In line with previous studies showing that BRCA-mutated breast cancer patients have a strong lifetime risk of developing a second primary cancer [4043], we found that the incidence of second primary cancers was significantly higher in BRCA-positive patients than in the other two groups. Not surprisingly, we also found that the most frequent second primary in BRCA carrier patients was breast cancer in the contralateral breast. Estimates of contralateral breast cancer incidence among BRCA mutated breast cancer patients varies from 15 to 40% within 10 years [39, 4448]. None of our BRCA-positive patients underwent prophylactic bilateral mastectomy and rate of contralateral breast cancer in this subgroup was about 12%.
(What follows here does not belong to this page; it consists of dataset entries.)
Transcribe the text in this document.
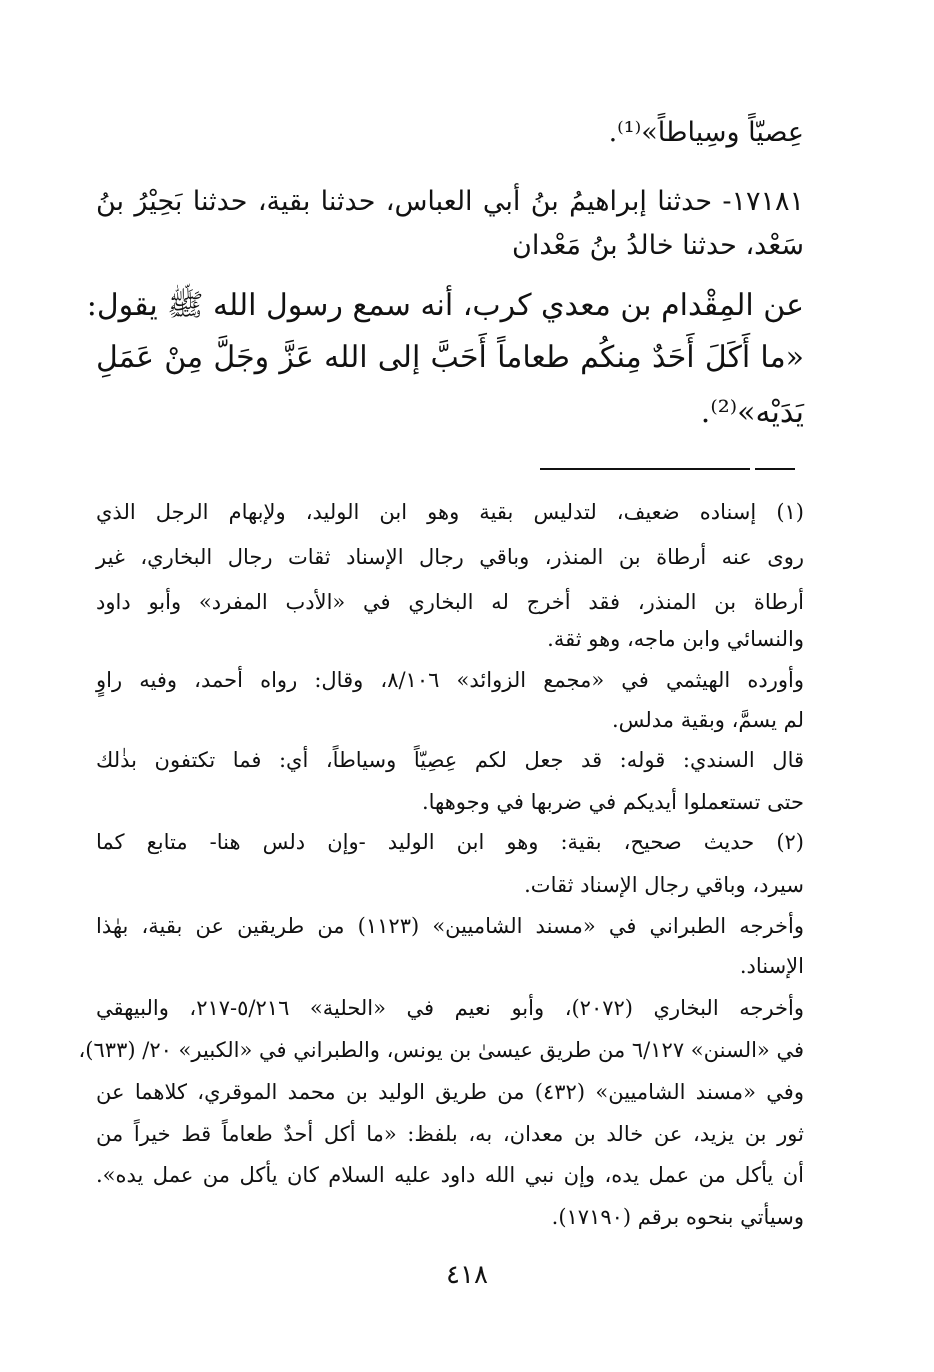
عِصيّاً وسِياطاً»⁽¹⁾.
١٧١٨١- حدثنا إبراهيمُ بنُ أبي العباس، حدثنا بقية، حدثنا بَحِيْرُ بنُ
سَعْد، حدثنا خالدُ بنُ مَعْدان
عن المِقْدام بن معدي كرب، أنه سمع رسول الله ﷺ يقول:
«ما أَكَلَ أَحَدٌ مِنكُم طعاماً أَحَبَّ إلى الله عَزَّ وجَلَّ مِنْ عَمَلِ
يَدَيْه»⁽²⁾.
(١) إسناده ضعيف، لتدليس بقية وهو ابن الوليد، ولإبهام الرجل الذي
روى عنه أرطاة بن المنذر، وباقي رجال الإسناد ثقات رجال البخاري، غير
أرطاة بن المنذر، فقد أخرج له البخاري في «الأدب المفرد» وأبو داود
والنسائي وابن ماجه، وهو ثقة.
وأورده الهيثمي في «مجمع الزوائد» ٨/١٠٦، وقال: رواه أحمد، وفيه راوٍ
لم يسمَّ، وبقية مدلس.
قال السندي: قوله: قد جعل لكم عِصِيّاً وسياطاً، أي: فما تكتفون بذٰلك
حتى تستعملوا أيديكم في ضربها في وجوهها.
(٢) حديث صحيح، بقية: وهو ابن الوليد -وإن دلس هنا- متابع كما
سيرد، وباقي رجال الإسناد ثقات.
وأخرجه الطبراني في «مسند الشاميين» (١١٢٣) من طريقين عن بقية، بهٰذا
الإسناد.
وأخرجه البخاري (٢٠٧٢)، وأبو نعيم في «الحلية» ٥/٢١٦-٢١٧، والبيهقي
في «السنن» ٦/١٢٧ من طريق عيسىٰ بن يونس، والطبراني في «الكبير» ٢٠/ (٦٣٣)،
وفي «مسند الشاميين» (٤٣٢) من طريق الوليد بن محمد الموقري، كلاهما عن
ثور بن يزيد، عن خالد بن معدان، به، بلفظ: «ما أكل أحدٌ طعاماً قط خيراً من
أن يأكل من عمل يده، وإن نبي الله داود عليه السلام كان يأكل من عمل يده».
وسيأتي بنحوه برقم (١٧١٩٠).
٤١٨
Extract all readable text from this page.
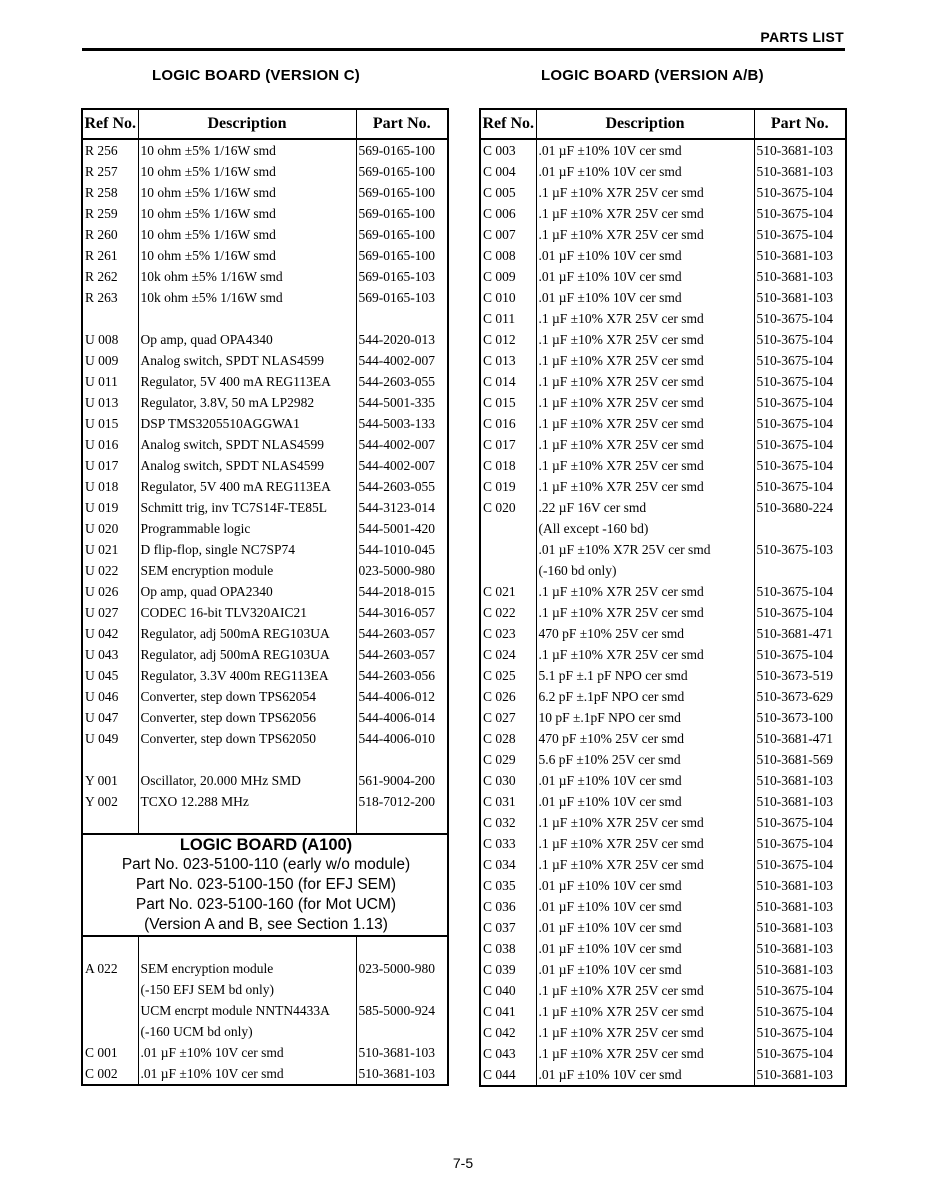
PARTS LIST
LOGIC BOARD (VERSION C)	LOGIC BOARD (VERSION A/B)
Ref No.	Description	Part No.
R 256	10 ohm ±5% 1/16W smd	569-0165-100
R 257	10 ohm ±5% 1/16W smd	569-0165-100
R 258	10 ohm ±5% 1/16W smd	569-0165-100
R 259	10 ohm ±5% 1/16W smd	569-0165-100
R 260	10 ohm ±5% 1/16W smd	569-0165-100
R 261	10 ohm ±5% 1/16W smd	569-0165-100
R 262	10k ohm ±5% 1/16W smd	569-0165-103
R 263	10k ohm ±5% 1/16W smd	569-0165-103

U 008	Op amp, quad OPA4340	544-2020-013
U 009	Analog switch, SPDT NLAS4599	544-4002-007
U 011	Regulator, 5V 400 mA REG113EA	544-2603-055
U 013	Regulator, 3.8V, 50 mA LP2982	544-5001-335
U 015	DSP TMS3205510AGGWA1	544-5003-133
U 016	Analog switch, SPDT NLAS4599	544-4002-007
U 017	Analog switch, SPDT NLAS4599	544-4002-007
U 018	Regulator, 5V 400 mA REG113EA	544-2603-055
U 019	Schmitt trig, inv TC7S14F-TE85L	544-3123-014
U 020	Programmable logic	544-5001-420
U 021	D flip-flop, single NC7SP74	544-1010-045
U 022	SEM encryption module	023-5000-980
U 026	Op amp, quad OPA2340	544-2018-015
U 027	CODEC 16-bit TLV320AIC21	544-3016-057
U 042	Regulator, adj 500mA REG103UA	544-2603-057
U 043	Regulator, adj 500mA REG103UA	544-2603-057
U 045	Regulator, 3.3V 400m REG113EA	544-2603-056
U 046	Converter, step down TPS62054	544-4006-012
U 047	Converter, step down TPS62056	544-4006-014
U 049	Converter, step down TPS62050	544-4006-010

Y 001	Oscillator, 20.000 MHz SMD	561-9004-200
Y 002	TCXO 12.288 MHz	518-7012-200

LOGIC BOARD (A100)
Part No. 023-5100-110 (early w/o module)
Part No. 023-5100-150 (for EFJ SEM)
Part No. 023-5100-160 (for Mot UCM)
(Version A and B, see Section 1.13)		

A 022	SEM encryption module	023-5000-980
	(-150 EFJ SEM bd only)	
	UCM encrpt module NNTN4433A	585-5000-924
	(-160 UCM bd only)	
C 001	.01 µF ±10% 10V cer smd	510-3681-103
C 002	.01 µF ±10% 10V cer smd	510-3681-103
Ref No.	Description	Part No.
C 003	.01 µF ±10% 10V cer smd	510-3681-103
C 004	.01 µF ±10% 10V cer smd	510-3681-103
C 005	.1 µF ±10% X7R 25V cer smd	510-3675-104
C 006	.1 µF ±10% X7R 25V cer smd	510-3675-104
C 007	.1 µF ±10% X7R 25V cer smd	510-3675-104
C 008	.01 µF ±10% 10V cer smd	510-3681-103
C 009	.01 µF ±10% 10V cer smd	510-3681-103
C 010	.01 µF ±10% 10V cer smd	510-3681-103
C 011	.1 µF ±10% X7R 25V cer smd	510-3675-104
C 012	.1 µF ±10% X7R 25V cer smd	510-3675-104
C 013	.1 µF ±10% X7R 25V cer smd	510-3675-104
C 014	.1 µF ±10% X7R 25V cer smd	510-3675-104
C 015	.1 µF ±10% X7R 25V cer smd	510-3675-104
C 016	.1 µF ±10% X7R 25V cer smd	510-3675-104
C 017	.1 µF ±10% X7R 25V cer smd	510-3675-104
C 018	.1 µF ±10% X7R 25V cer smd	510-3675-104
C 019	.1 µF ±10% X7R 25V cer smd	510-3675-104
C 020	.22 µF 16V cer smd	510-3680-224
	(All except -160 bd)	
	.01 µF ±10% X7R 25V cer smd	510-3675-103
	(-160 bd only)	
C 021	.1 µF ±10% X7R 25V cer smd	510-3675-104
C 022	.1 µF ±10% X7R 25V cer smd	510-3675-104
C 023	470 pF ±10% 25V cer smd	510-3681-471
C 024	.1 µF ±10% X7R 25V cer smd	510-3675-104
C 025	5.1 pF ±.1 pF NPO cer smd	510-3673-519
C 026	6.2 pF ±.1pF NPO cer smd	510-3673-629
C 027	10 pF ±.1pF NPO cer smd	510-3673-100
C 028	470 pF ±10% 25V cer smd	510-3681-471
C 029	5.6 pF ±10% 25V cer smd	510-3681-569
C 030	.01 µF ±10% 10V cer smd	510-3681-103
C 031	.01 µF ±10% 10V cer smd	510-3681-103
C 032	.1 µF ±10% X7R 25V cer smd	510-3675-104
C 033	.1 µF ±10% X7R 25V cer smd	510-3675-104
C 034	.1 µF ±10% X7R 25V cer smd	510-3675-104
C 035	.01 µF ±10% 10V cer smd	510-3681-103
C 036	.01 µF ±10% 10V cer smd	510-3681-103
C 037	.01 µF ±10% 10V cer smd	510-3681-103
C 038	.01 µF ±10% 10V cer smd	510-3681-103
C 039	.01 µF ±10% 10V cer smd	510-3681-103
C 040	.1 µF ±10% X7R 25V cer smd	510-3675-104
C 041	.1 µF ±10% X7R 25V cer smd	510-3675-104
C 042	.1 µF ±10% X7R 25V cer smd	510-3675-104
C 043	.1 µF ±10% X7R 25V cer smd	510-3675-104
C 044	.01 µF ±10% 10V cer smd	510-3681-103
7-5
Little is known about the contralateral breast cancer risk in women with BRCA-wild type breast cancer. However, despite the lack of its efficacy, prophylactic bilateral mastectomy after a first breast cancer is being increasingly requested not only by mutation carriers but also by patients with familial non-BRCA mutated breast cancer, especially if the family history strongly suggests hereditary disease [4952]. In our series, the incidence of a second primary among BRCA-wild type patients was about 15%. Most second primaries were contralateral breast cancer (14%). This rate is higher than reported previously [42, 53]. Several studies have shown that contralateral breast cancer risk in familial non-BRCA-mutated breast cancer patients varies depending on the patient’s age at the first breast cancer diagnosis [42, 48, 54]. In fact, women older than 50 years when diagnosed with breast cancer had a significantly lower risk of contralateral breast cancer (cumulative incidence of contralateral breast cancer 12.9%) than women diagnosed before the age of 40 years (cumulative incidence of contralateral breast cancer 28.4%) [42, 48, 54]. In our BRCA-wild type patients, the young age at diagnosis (most patients were below the age of 45 years) and the absence of prophylactic bilateral mastectomy may have accounted for the increased incidence of contralateral breast cancer we found in this subgroup.
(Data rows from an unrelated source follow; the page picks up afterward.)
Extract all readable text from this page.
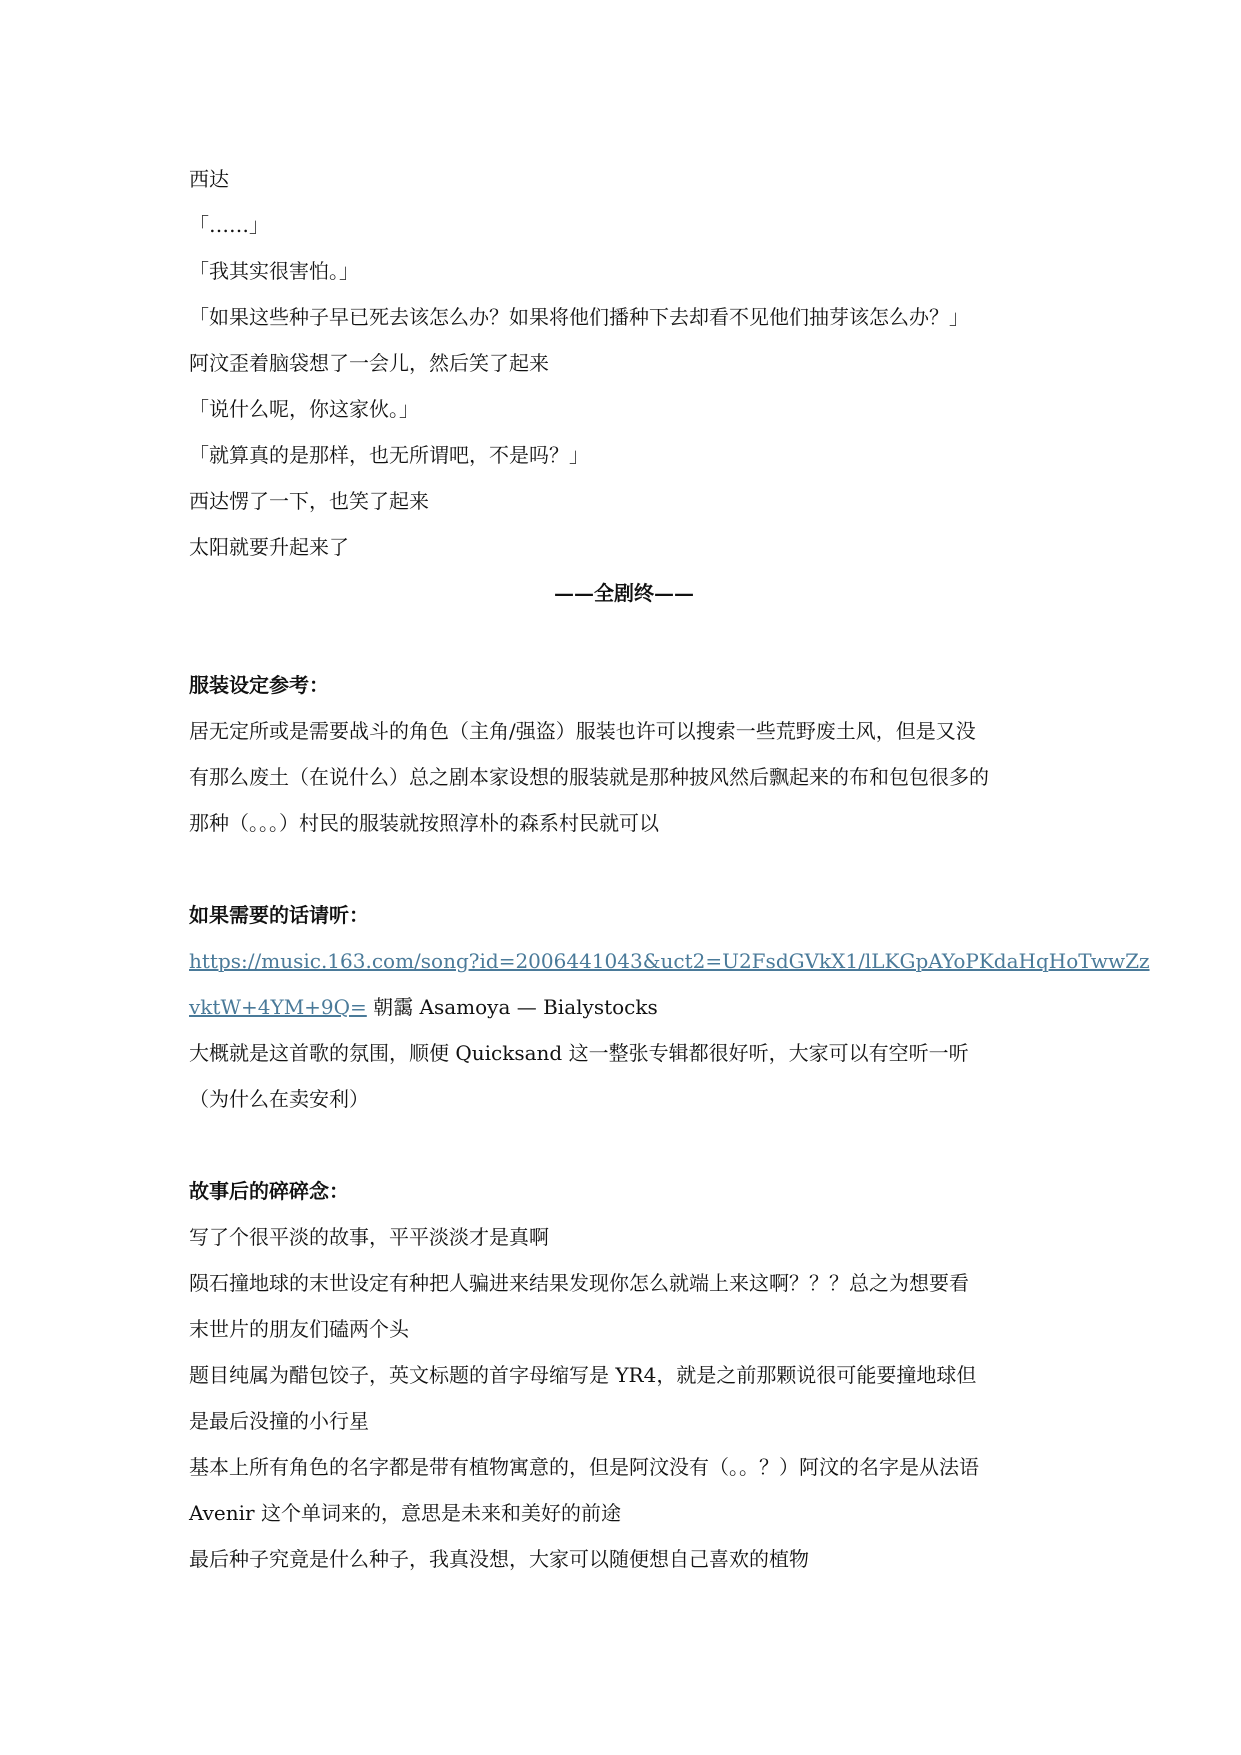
西达

「……」

「我其实很害怕。」

「如果这些种子早已死去该怎么办？如果将他们播种下去却看不见他们抽芽该怎么办？」

阿汶歪着脑袋想了一会儿，然后笑了起来

「说什么呢，你这家伙。」

「就算真的是那样，也无所谓吧，不是吗？」

西达愣了一下，也笑了起来

太阳就要升起来了

——全剧终——

服装设定参考：

居无定所或是需要战斗的角色（主角/强盗）服装也许可以搜索一些荒野废土风，但是又没

有那么废土（在说什么）总之剧本家设想的服装就是那种披风然后飘起来的布和包包很多的

那种（。。。）村民的服装就按照淳朴的森系村民就可以

如果需要的话请听：

https://music.163.com/song?id=2006441043&uct2=U2FsdGVkX1/lLKGpAYoPKdaHqHoTwwZz

vktW+4YM+9Q= 朝靄 Asamoya — Bialystocks

大概就是这首歌的氛围，顺便 Quicksand 这一整张专辑都很好听，大家可以有空听一听

（为什么在卖安利）

故事后的碎碎念：

写了个很平淡的故事，平平淡淡才是真啊

陨石撞地球的末世设定有种把人骗进来结果发现你怎么就端上来这啊？？？总之为想要看

末世片的朋友们磕两个头

题目纯属为醋包饺子，英文标题的首字母缩写是 YR4，就是之前那颗说很可能要撞地球但

是最后没撞的小行星

基本上所有角色的名字都是带有植物寓意的，但是阿汶没有（。。？）阿汶的名字是从法语

Avenir 这个单词来的，意思是未来和美好的前途

最后种子究竟是什么种子，我真没想，大家可以随便想自己喜欢的植物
Our study has several strengths. It is a single institution study of the prognostic effects of BRCA mutations and a family history suggestive of hereditary disease on breast cancer outcome in women monitored for almost 15 years. All patients with a family history suggestive of hereditary disease underwent genetic counseling and risk assessment. Genetic testing was conducted only if the patient was considered at high risk for a BRCA mutation according to the clinical criteria of Modena [14] and BRCA pro [15, 16].

The limits of our study are the retrospective nature of the analyses and the relatively low numbers of BRCA1 and BRCA2 mutation carriers identified. Indeed, the stringent criteria used to decide whether to conduct genetic testing (genetic testing was carried out only if patients were considered at high risk for a BRCA mutation) and the prevalence of Caucasian not Ashkenazi patients may account for the relatively low incidence of BRCA mutation found in our dataset. Importantly, the low number of events that occurred in these carriers may have affected the precision of our analyses. Finally, we did not examine the effects of breast surgery (lumpectomy versus mastectomy) or of different types of adjuvant chemotherapies on locoregional events or other outcomes.

Conclusions

Breast cancers in BRCA-mutation carriers and BRCA-wild type patients differ from those in women with sporadic breast cancers in terms of age at presentation, hormone receptor and c-erbB2 status, type of local and systemic adjuvant therapy received and second primary incidence. These clinical and biological differences translated into outcome differences with a better overall survival in the BRCA-wild type patients than in patients with sporadic breast cancer. Notably, there was a high incidence of contralateral breast cancer in patients with BRCA-wild type breast cancer. Should these results be confirmed by other studies, prophylactic bilateral mastectomy may become a reasonable option in this subset of patients.